Executive Director Stephen Edmonds said part of the assets for the indexed international portfolio came from the decision, following an asset allocation study, to drop two active regional managers. One active manager, Scudder, Stevens & Clark, New York, was retained for a broad international portfolio.
However, the fund is now in the throes of a search for a roughly $60 million actively managed emerging markets portfolio. That search should be completed by January, he said.
The $353 million East Bay Municipal Utility District Employees' Retirement System, Oakland, Calif., was among the funds that increased its allocations to its current active international equities managers.
Last year, the fund hired Templeton Investment Counsel, Fort Lauderdale, Fla., and Wellington Management Co., Boston, but gave them only 10% of the fund's total assets instead of the 15% targeted.
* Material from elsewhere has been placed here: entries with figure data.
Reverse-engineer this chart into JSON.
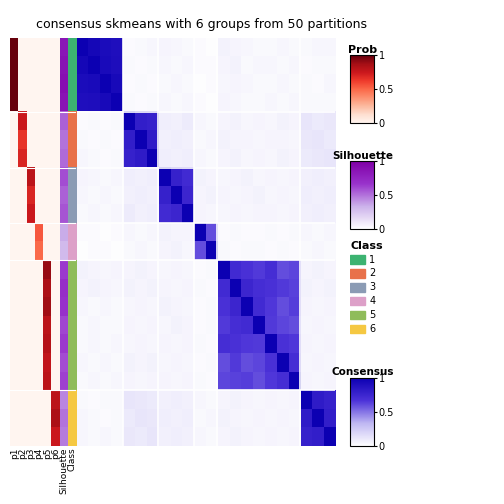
{
  "title": "consensus skmeans with 6 groups from 50 partitions",
  "n_samples": 22,
  "group_sizes": [
    4,
    3,
    3,
    2,
    7,
    3
  ],
  "group_labels": [
    1,
    2,
    3,
    4,
    5,
    6
  ],
  "class_colors": [
    "#3CB371",
    "#E8714A",
    "#8B9BB4",
    "#DDA0C8",
    "#8FBC5A",
    "#F5C842"
  ],
  "prob_cmap": "Reds",
  "sil_cmap": "Purples",
  "consensus_cmap": "custom_blue_purple",
  "consensus_matrix": [
    [
      1.0,
      0.95,
      0.92,
      0.9,
      0.02,
      0.03,
      0.04,
      0.05,
      0.04,
      0.03,
      0.02,
      0.01,
      0.06,
      0.05,
      0.04,
      0.03,
      0.03,
      0.04,
      0.03,
      0.03,
      0.04,
      0.04
    ],
    [
      0.95,
      1.0,
      0.93,
      0.91,
      0.03,
      0.02,
      0.03,
      0.04,
      0.03,
      0.04,
      0.02,
      0.02,
      0.05,
      0.06,
      0.03,
      0.04,
      0.04,
      0.03,
      0.04,
      0.02,
      0.03,
      0.03
    ],
    [
      0.92,
      0.93,
      1.0,
      0.94,
      0.02,
      0.03,
      0.02,
      0.03,
      0.04,
      0.03,
      0.01,
      0.02,
      0.04,
      0.05,
      0.04,
      0.03,
      0.03,
      0.04,
      0.03,
      0.03,
      0.02,
      0.04
    ],
    [
      0.9,
      0.91,
      0.94,
      1.0,
      0.03,
      0.02,
      0.03,
      0.04,
      0.03,
      0.04,
      0.02,
      0.01,
      0.05,
      0.04,
      0.03,
      0.03,
      0.04,
      0.03,
      0.04,
      0.03,
      0.03,
      0.03
    ],
    [
      0.02,
      0.03,
      0.02,
      0.03,
      1.0,
      0.8,
      0.78,
      0.08,
      0.07,
      0.09,
      0.04,
      0.03,
      0.05,
      0.06,
      0.04,
      0.05,
      0.04,
      0.06,
      0.05,
      0.12,
      0.1,
      0.11
    ],
    [
      0.03,
      0.02,
      0.03,
      0.02,
      0.8,
      1.0,
      0.82,
      0.07,
      0.08,
      0.07,
      0.03,
      0.04,
      0.06,
      0.05,
      0.05,
      0.04,
      0.05,
      0.05,
      0.04,
      0.11,
      0.12,
      0.1
    ],
    [
      0.04,
      0.03,
      0.02,
      0.03,
      0.78,
      0.82,
      1.0,
      0.08,
      0.07,
      0.08,
      0.04,
      0.03,
      0.05,
      0.06,
      0.04,
      0.05,
      0.04,
      0.06,
      0.05,
      0.1,
      0.11,
      0.12
    ],
    [
      0.05,
      0.04,
      0.03,
      0.04,
      0.08,
      0.07,
      0.08,
      1.0,
      0.78,
      0.72,
      0.06,
      0.05,
      0.04,
      0.05,
      0.06,
      0.04,
      0.05,
      0.04,
      0.05,
      0.07,
      0.08,
      0.07
    ],
    [
      0.04,
      0.03,
      0.04,
      0.03,
      0.07,
      0.08,
      0.07,
      0.78,
      1.0,
      0.75,
      0.05,
      0.06,
      0.05,
      0.04,
      0.05,
      0.06,
      0.04,
      0.05,
      0.04,
      0.08,
      0.07,
      0.08
    ],
    [
      0.03,
      0.04,
      0.03,
      0.04,
      0.09,
      0.07,
      0.08,
      0.72,
      0.75,
      1.0,
      0.05,
      0.04,
      0.04,
      0.05,
      0.04,
      0.05,
      0.05,
      0.04,
      0.05,
      0.07,
      0.08,
      0.07
    ],
    [
      0.02,
      0.02,
      0.01,
      0.02,
      0.04,
      0.03,
      0.04,
      0.06,
      0.05,
      0.05,
      1.0,
      0.6,
      0.02,
      0.03,
      0.02,
      0.02,
      0.03,
      0.02,
      0.03,
      0.04,
      0.03,
      0.04
    ],
    [
      0.01,
      0.02,
      0.02,
      0.01,
      0.03,
      0.04,
      0.03,
      0.05,
      0.06,
      0.04,
      0.6,
      1.0,
      0.03,
      0.02,
      0.03,
      0.03,
      0.02,
      0.03,
      0.02,
      0.03,
      0.04,
      0.03
    ],
    [
      0.06,
      0.05,
      0.04,
      0.05,
      0.05,
      0.06,
      0.05,
      0.04,
      0.05,
      0.04,
      0.02,
      0.03,
      1.0,
      0.72,
      0.68,
      0.65,
      0.7,
      0.6,
      0.62,
      0.05,
      0.06,
      0.05
    ],
    [
      0.05,
      0.06,
      0.05,
      0.04,
      0.06,
      0.05,
      0.06,
      0.05,
      0.04,
      0.05,
      0.03,
      0.02,
      0.72,
      1.0,
      0.75,
      0.7,
      0.68,
      0.65,
      0.63,
      0.06,
      0.05,
      0.06
    ],
    [
      0.04,
      0.03,
      0.04,
      0.03,
      0.04,
      0.05,
      0.04,
      0.06,
      0.05,
      0.04,
      0.02,
      0.03,
      0.68,
      0.75,
      1.0,
      0.72,
      0.66,
      0.6,
      0.64,
      0.05,
      0.04,
      0.05
    ],
    [
      0.03,
      0.04,
      0.03,
      0.03,
      0.05,
      0.04,
      0.05,
      0.04,
      0.06,
      0.05,
      0.02,
      0.03,
      0.65,
      0.7,
      0.72,
      1.0,
      0.65,
      0.62,
      0.6,
      0.04,
      0.05,
      0.04
    ],
    [
      0.03,
      0.04,
      0.03,
      0.04,
      0.04,
      0.05,
      0.04,
      0.05,
      0.04,
      0.05,
      0.03,
      0.02,
      0.7,
      0.68,
      0.66,
      0.65,
      1.0,
      0.68,
      0.66,
      0.05,
      0.04,
      0.05
    ],
    [
      0.04,
      0.03,
      0.04,
      0.03,
      0.06,
      0.05,
      0.06,
      0.04,
      0.05,
      0.04,
      0.02,
      0.03,
      0.6,
      0.65,
      0.6,
      0.62,
      0.68,
      1.0,
      0.7,
      0.04,
      0.05,
      0.04
    ],
    [
      0.03,
      0.04,
      0.03,
      0.04,
      0.05,
      0.04,
      0.05,
      0.05,
      0.04,
      0.05,
      0.03,
      0.02,
      0.62,
      0.63,
      0.64,
      0.6,
      0.66,
      0.7,
      1.0,
      0.05,
      0.04,
      0.05
    ],
    [
      0.03,
      0.02,
      0.03,
      0.03,
      0.12,
      0.11,
      0.1,
      0.07,
      0.08,
      0.07,
      0.04,
      0.03,
      0.05,
      0.06,
      0.05,
      0.04,
      0.05,
      0.04,
      0.05,
      1.0,
      0.82,
      0.78
    ],
    [
      0.04,
      0.03,
      0.02,
      0.03,
      0.1,
      0.12,
      0.11,
      0.08,
      0.07,
      0.08,
      0.03,
      0.04,
      0.06,
      0.05,
      0.04,
      0.05,
      0.04,
      0.05,
      0.04,
      0.82,
      1.0,
      0.8
    ],
    [
      0.04,
      0.03,
      0.04,
      0.03,
      0.11,
      0.1,
      0.12,
      0.07,
      0.08,
      0.07,
      0.04,
      0.03,
      0.05,
      0.06,
      0.05,
      0.04,
      0.05,
      0.04,
      0.05,
      0.78,
      0.8,
      1.0
    ]
  ],
  "prob_col": [
    1.0,
    1.0,
    1.0,
    1.0,
    0.75,
    0.65,
    0.7,
    0.8,
    0.7,
    0.75,
    0.55,
    0.5,
    0.9,
    0.85,
    0.88,
    0.8,
    0.82,
    0.78,
    0.8,
    0.8,
    0.85,
    0.75
  ],
  "sil_col": [
    0.85,
    0.88,
    0.9,
    0.87,
    0.55,
    0.5,
    0.52,
    0.6,
    0.55,
    0.58,
    0.35,
    0.3,
    0.65,
    0.7,
    0.68,
    0.62,
    0.65,
    0.6,
    0.63,
    0.45,
    0.5,
    0.48
  ],
  "class_col": [
    0,
    1,
    2,
    3,
    4,
    5
  ]
}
This year, the fund gave Templeton and Wellington the increases.
Using the same managers for increased allocations "saves on administrative costs," said Treasurer Gary Breau. After all, "asset allocation is key, not the number of managers you have."
Trends will continue
Many experts believe the trends will persist.
BZW's Mr. Grossman estimates that, in time, the proportion of international equities passively vs. actively managed should approximate their U.S. equity portfolios. Now, between one-third to two-thirds of funds' domestic equities are indexed, he said. But only 20% of international stocks are being indexed.
Many investment managers appear keenly aware of the trends -especially the tendency to give current managers increased allocations.
In fact, "we are getting a lot of this cash flow," he said. His firm now has $3.5 billion under management, compared with $2 billion about 18 months ago. Of that increase, "probably 20 of our now 35 clients gave us additional monies, and we added a handful of very large new accounts," Mr. Franklin said.
But even if the going does get tougher for active international managers, especially smaller managers, some newer opportunities are emerging.
401(k) plans are 'fertile'
Roger Bransford, managing director, Watson Wyatt Investment Consulting in Atlanta, said defined contribution plans could be fertile territory for international managers. "The most popular addition to 401(k) plans is an international equities option," he said.
With defined benefit plans, additional foreign allotments are "predominantly going to funds' existing managers," he said. But Watson Wyatt's own international search volume isn't down; instead, such activity often now entails a search for a manager that in some way "fine-tunes" a fund's overall international investment program, he said.
Mr. Bransford believes "it's not too late, although it is getting later" for international managers to address the defined contribution market.
"There is still significant demand" and "it will (continue to) grow," he said. As minimum requirements, managers would need a daily valued fund, such as an international equities mutual fund or commingled fund. Then, managers would have to have "the ability to get out and talk to consultants and prospective clients," Mr. Bransford said.